Scientific Abstract

Proposal No.   IBD-0105R
Principal Investigator:  Klaus Michel, Ph.D. (replacement PI);
Anne Rühl, M.D., Ph.D. (original PI)
Applicant Organization:  Technische Universität München (Freising-Weihenstephan, Germany)
Project Title:  Enteric glia in intestinal inflammation
Period of Award:  July 1, 2004 – June 30, 2006

The etiology of the human inflammatory bowel diseases (IBD), Crohn’s disease and ulcerative colitis, remains unknown.  While there is a huge body of evidence establishing a central role of the mucosal immune system in the etiopathogenesis of IBD, little is known about the contribution of the enteric nervous system (ENS).  However, it has been repeatedly demonstrated that the ENS is affected in IBD, and in turn the ENS has been implicated in the pathogenesis of inflammatory diseases of the gut.

Similar to the organisation of the central nervous system, the ENS is made up from two major cell populations: enteric neurons and enteric glial cells.  Recently, it has been demonstrated that ablation of enteric glial cells results in mucosal disintegration and, consecutively, severe intestinal inflammation.  From these findings it was concluded that enteric glia may be essential to maintain the integrity of the intestinal mucosa.

The aim of this project is to investigate glial-epithelial interactions in the intestinal mucosa, employing in vitro and in situ techniques in human tissue.  In vitro, we will co-culture isolated and purified human enteric glial cells with human epithelial cells, and we will assess epithelial barrier function and glial expression of neurotrophins, neurotrophic factors and/or epithelial growth factors in this system.  Further, we will investigate if proinflammatory cytokines affect glial synthesis of trophic factors.  These studies will be complemented by ex vivo identification of the presence and cellular source for previously identified trophic factors, employing immunohistochemistry in whole mount preparations of inflamed and non-inflamed Crohn’s disease intestinal tissue.

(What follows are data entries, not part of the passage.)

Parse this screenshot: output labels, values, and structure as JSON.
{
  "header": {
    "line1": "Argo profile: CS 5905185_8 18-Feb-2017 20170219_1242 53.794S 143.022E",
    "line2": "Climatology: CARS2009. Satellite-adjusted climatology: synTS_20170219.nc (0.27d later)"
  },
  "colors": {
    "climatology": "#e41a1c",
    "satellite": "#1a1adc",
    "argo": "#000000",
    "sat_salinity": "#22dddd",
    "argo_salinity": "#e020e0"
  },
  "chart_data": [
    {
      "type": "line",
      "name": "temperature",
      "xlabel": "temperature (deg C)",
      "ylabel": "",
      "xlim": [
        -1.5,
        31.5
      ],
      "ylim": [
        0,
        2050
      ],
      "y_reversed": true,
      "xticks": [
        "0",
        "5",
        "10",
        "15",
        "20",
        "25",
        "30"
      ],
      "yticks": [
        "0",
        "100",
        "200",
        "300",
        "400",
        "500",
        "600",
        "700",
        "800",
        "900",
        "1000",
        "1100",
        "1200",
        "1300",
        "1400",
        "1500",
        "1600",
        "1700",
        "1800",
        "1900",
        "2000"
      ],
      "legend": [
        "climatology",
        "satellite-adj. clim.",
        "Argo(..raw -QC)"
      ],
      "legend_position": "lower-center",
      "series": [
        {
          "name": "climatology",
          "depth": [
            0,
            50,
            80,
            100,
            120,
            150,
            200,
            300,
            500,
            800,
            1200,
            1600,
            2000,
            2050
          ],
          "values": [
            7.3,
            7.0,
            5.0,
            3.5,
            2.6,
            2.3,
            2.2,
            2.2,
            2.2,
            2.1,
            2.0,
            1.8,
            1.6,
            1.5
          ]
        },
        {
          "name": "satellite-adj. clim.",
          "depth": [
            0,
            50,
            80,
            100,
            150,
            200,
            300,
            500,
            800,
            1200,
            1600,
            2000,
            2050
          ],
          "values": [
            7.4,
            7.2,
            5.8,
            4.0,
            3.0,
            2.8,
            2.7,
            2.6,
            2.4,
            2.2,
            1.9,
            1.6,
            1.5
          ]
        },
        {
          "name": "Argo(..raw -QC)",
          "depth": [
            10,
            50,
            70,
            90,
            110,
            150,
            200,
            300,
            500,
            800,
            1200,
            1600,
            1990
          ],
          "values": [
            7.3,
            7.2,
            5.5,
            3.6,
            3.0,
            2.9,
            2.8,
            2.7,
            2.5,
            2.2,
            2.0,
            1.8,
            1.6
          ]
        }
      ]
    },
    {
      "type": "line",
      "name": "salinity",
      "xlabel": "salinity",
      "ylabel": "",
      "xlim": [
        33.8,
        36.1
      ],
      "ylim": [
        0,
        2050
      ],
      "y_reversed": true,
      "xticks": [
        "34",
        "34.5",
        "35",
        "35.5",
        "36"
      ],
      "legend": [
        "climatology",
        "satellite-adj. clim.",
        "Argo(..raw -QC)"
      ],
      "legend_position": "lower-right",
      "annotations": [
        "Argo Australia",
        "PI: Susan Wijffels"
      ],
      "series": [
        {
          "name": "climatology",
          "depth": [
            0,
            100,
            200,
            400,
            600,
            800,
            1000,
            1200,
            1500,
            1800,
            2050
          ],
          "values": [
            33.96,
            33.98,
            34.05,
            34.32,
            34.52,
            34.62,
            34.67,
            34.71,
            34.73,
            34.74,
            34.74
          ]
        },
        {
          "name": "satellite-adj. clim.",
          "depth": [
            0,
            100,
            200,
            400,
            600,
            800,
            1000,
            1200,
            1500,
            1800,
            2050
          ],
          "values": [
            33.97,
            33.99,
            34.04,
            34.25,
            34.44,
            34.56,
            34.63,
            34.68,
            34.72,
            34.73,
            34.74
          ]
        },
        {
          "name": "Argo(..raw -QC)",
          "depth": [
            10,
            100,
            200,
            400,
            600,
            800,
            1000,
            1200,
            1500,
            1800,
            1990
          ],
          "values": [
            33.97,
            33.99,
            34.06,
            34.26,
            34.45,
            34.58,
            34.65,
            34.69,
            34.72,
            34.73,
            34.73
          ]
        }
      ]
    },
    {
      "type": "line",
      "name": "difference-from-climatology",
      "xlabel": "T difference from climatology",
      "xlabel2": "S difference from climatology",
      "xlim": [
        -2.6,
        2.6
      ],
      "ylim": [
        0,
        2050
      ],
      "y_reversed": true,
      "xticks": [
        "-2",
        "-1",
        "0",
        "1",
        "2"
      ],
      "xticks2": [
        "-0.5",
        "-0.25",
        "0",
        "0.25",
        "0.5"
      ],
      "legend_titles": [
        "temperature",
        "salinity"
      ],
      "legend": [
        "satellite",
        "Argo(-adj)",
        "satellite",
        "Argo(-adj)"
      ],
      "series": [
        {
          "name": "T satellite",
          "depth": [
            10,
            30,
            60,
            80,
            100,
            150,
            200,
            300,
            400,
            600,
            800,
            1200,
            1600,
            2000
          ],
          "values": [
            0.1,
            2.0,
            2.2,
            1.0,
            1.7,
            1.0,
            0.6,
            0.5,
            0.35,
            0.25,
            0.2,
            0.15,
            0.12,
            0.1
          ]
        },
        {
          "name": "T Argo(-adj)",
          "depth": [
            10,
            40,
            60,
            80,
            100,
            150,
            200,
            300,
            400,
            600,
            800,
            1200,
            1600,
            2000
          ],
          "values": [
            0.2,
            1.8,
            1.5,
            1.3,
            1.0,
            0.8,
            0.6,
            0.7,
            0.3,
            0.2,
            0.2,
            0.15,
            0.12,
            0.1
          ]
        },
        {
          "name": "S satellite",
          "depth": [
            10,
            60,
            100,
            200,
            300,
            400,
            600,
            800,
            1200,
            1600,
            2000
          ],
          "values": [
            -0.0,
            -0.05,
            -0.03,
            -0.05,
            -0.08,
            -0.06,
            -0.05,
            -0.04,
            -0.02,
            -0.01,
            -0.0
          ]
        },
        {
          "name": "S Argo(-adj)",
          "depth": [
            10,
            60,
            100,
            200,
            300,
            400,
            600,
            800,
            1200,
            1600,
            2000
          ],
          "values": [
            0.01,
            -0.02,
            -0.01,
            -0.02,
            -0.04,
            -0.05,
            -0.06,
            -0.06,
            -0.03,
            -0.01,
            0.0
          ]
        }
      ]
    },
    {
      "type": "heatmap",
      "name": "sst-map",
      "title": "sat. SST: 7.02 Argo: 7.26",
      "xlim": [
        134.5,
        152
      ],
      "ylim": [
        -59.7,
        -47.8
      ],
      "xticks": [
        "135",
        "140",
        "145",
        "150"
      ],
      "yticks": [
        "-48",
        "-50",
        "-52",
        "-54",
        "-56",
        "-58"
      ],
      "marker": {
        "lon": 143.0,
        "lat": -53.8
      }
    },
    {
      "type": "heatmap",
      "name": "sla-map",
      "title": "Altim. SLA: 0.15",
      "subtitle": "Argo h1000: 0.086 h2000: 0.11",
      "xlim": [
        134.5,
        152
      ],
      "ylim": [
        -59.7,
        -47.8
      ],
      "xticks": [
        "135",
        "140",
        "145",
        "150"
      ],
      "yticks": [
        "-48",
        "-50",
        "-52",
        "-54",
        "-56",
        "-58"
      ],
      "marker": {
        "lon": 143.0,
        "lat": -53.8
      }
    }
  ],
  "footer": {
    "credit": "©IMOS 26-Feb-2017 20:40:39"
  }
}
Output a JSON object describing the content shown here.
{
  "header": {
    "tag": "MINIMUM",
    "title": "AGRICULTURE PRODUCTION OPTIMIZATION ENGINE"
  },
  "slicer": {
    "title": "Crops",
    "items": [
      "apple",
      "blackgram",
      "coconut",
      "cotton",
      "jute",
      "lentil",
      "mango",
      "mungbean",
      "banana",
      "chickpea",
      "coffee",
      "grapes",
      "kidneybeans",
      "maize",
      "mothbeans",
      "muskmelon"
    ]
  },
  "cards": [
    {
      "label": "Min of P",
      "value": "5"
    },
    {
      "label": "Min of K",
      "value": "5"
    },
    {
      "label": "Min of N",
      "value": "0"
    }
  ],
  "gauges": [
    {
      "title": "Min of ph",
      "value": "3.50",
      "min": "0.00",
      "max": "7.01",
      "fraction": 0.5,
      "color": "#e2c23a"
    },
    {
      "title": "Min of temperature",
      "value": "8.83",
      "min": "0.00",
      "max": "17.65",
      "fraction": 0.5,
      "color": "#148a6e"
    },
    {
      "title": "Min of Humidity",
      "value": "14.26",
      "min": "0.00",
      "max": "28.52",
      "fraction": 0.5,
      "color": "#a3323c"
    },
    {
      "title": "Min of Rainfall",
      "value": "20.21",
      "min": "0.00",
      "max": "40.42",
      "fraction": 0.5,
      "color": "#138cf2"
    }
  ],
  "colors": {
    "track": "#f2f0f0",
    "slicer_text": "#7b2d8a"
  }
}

We expect that improving the insight into glial-epithelial interactions and identifying mediators of these interactions will significantly further our understanding of the pathophysiologic mechanisms in the multiple stages of gastrointestinal inflammation.  We hope that such an understanding will ultimately allow for novel therapeutic approaches to IBD targeting enteric glial cells and their products.